Bx Pk East: We need a stop light!

Bx Pk East: We need a stop light!
Photo by Patrick Rocchio

Protestors gathered at an accident prone intersection in Allerton to call for a traffic light that they said is badly needed to protect children and the elderly.

Members of the Bronx Park East Community Association rallied near an entrance to Bronx Park on Wednesday, Oct. 9. to call on the city Department of Transportation to install a traffic light or calming devices at the corner of Waring Avenue and Bronx Park East.

After a three-car accident on Wednesday, Oct. 2, coming on the heels of another accident in the summer, BPCA president Raphael Schweizer said that local residents were increasingly concerned about the safety of people crossing the street as they enter and exit Bronx Park, or go to their cars.

“This is a main entrance to the park, there is a school nearby [P.S.96], and there is no crosswalk,” he said.

The city Department of Transportation has recently conducted a traffic study, he added, and did not find any need for traffic controls at that location.

He said that he believes that DOT sincerely cares about the pedestrian safety, and have pledged to put crosswalk markings on the street at one point, but that the agency is “relying too much on engineering studies and not enough on common sense,” he said.

“It is like a highway here, he added, gesturing towards the street. “What is there to stopping cars from just going through and treating the corner like this is not even a crossing?”

Local resident Donal Holway, 70, said the DOT was applying accident standards for what is fast and unsafe that are more designed for major arteries, like nearby White Plains Road.

Michael Yagoda, who has lived in the area for 60 years, said that Bronx Park East’s traffic has descended into “anarchy” and there is no real traffic control on the wide street between Pelham Parkway North and Mace Avenue.

“I just watched this corner and it has become so dangerous because there are more children in the neighborhood, more people in the neighborhood, walkers, wheelchairs, and of course, cars…there is really not enough traffic control at this point,” he said.
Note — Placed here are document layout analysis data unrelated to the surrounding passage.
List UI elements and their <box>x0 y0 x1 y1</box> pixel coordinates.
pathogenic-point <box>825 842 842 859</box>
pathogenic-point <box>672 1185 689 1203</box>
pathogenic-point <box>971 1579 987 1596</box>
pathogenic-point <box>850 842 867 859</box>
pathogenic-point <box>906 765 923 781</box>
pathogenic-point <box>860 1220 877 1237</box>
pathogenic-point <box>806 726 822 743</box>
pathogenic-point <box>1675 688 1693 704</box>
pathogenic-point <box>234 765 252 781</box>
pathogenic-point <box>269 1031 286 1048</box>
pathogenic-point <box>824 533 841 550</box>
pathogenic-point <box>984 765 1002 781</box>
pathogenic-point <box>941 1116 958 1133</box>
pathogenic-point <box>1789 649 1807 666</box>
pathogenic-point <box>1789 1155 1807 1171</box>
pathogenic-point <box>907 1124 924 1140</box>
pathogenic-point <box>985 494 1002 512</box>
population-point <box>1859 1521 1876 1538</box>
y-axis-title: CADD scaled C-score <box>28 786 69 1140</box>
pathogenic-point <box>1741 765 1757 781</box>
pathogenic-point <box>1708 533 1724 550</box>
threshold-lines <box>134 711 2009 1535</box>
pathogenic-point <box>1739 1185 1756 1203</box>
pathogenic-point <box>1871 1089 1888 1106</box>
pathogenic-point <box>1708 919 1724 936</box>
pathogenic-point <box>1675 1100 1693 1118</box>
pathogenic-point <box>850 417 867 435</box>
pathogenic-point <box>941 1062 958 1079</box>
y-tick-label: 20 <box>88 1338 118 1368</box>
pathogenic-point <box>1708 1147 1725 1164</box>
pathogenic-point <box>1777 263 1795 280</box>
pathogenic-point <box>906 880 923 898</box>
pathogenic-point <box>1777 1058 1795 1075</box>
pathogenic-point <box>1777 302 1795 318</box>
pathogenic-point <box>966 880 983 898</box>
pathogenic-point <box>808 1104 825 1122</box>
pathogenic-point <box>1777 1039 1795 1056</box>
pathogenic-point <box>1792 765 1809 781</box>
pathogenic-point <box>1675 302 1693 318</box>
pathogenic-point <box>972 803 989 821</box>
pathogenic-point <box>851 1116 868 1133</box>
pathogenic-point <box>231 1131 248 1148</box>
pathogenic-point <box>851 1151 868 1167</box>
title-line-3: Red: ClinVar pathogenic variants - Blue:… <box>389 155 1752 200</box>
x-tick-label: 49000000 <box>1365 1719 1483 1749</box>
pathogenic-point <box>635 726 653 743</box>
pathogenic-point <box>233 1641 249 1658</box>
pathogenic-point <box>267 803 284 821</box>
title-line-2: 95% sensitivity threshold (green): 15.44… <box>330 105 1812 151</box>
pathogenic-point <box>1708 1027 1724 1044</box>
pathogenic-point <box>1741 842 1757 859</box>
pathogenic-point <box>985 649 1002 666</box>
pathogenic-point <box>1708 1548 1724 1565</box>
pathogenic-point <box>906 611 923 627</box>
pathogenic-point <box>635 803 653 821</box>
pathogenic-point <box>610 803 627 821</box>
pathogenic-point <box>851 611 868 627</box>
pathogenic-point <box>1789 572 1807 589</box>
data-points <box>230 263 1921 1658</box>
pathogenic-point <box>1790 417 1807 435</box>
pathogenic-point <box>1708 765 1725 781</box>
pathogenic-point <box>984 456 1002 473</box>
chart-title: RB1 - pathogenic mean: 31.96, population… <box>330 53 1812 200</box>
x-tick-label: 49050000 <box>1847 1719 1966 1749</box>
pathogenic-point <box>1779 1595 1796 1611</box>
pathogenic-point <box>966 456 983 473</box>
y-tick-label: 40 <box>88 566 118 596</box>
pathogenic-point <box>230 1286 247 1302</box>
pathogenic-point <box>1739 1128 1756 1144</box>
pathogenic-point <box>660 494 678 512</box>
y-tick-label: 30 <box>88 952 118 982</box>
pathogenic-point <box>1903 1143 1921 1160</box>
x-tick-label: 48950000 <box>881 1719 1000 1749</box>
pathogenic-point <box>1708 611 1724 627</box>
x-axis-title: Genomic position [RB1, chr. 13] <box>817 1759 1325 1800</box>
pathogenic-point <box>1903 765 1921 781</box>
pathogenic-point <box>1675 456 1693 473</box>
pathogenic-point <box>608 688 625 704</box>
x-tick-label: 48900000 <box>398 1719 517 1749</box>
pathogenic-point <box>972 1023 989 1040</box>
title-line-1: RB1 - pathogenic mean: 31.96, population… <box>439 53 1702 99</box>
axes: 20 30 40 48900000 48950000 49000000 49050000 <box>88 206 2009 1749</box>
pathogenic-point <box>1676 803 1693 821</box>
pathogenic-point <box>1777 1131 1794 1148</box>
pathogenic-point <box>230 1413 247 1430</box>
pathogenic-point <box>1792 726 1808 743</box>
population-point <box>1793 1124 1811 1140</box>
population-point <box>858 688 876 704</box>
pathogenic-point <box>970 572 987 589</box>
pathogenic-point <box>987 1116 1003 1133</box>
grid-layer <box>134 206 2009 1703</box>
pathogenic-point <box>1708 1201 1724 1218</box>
Paula Diaz, who has lived in the neighborhood for 23 years and walks with a cane, said it sometimes takes several minutes to cross the wide thoroughfare, and feels that the time has come for a traffic light or something beyond a stop sign.

“The cars don’t even stop, and I am handicapped and have a cane,” she said. “You see the cars speed. And motorcycles? Forget it, they just go zoom! And no one is saying anything.”

Many people in the area have children, and families have to cross the street to get to the community’s playground, she said. It is also not the first time that a traffic light has been requested, she added.

Senator Jeff Klein wrote a letter to the city DOT on Sept. 30 asking that they reassess the situation, calling for the “installation of a traffic light or other traffic control devices.”

“Please note that this is a busy intersection, with hundreds of children and adults having to pass this crossing to enter the park at this location, in addition to the students going to and from Public School 96, which is located merely a block away,” stated Klein.

Schweizer said that a stop sign will not be suitable to calm the traffic, and that he has heard that speed humps apparently are not feasible because of the width of the street, which is lined with the park on one side and mostly residential buildings on the other.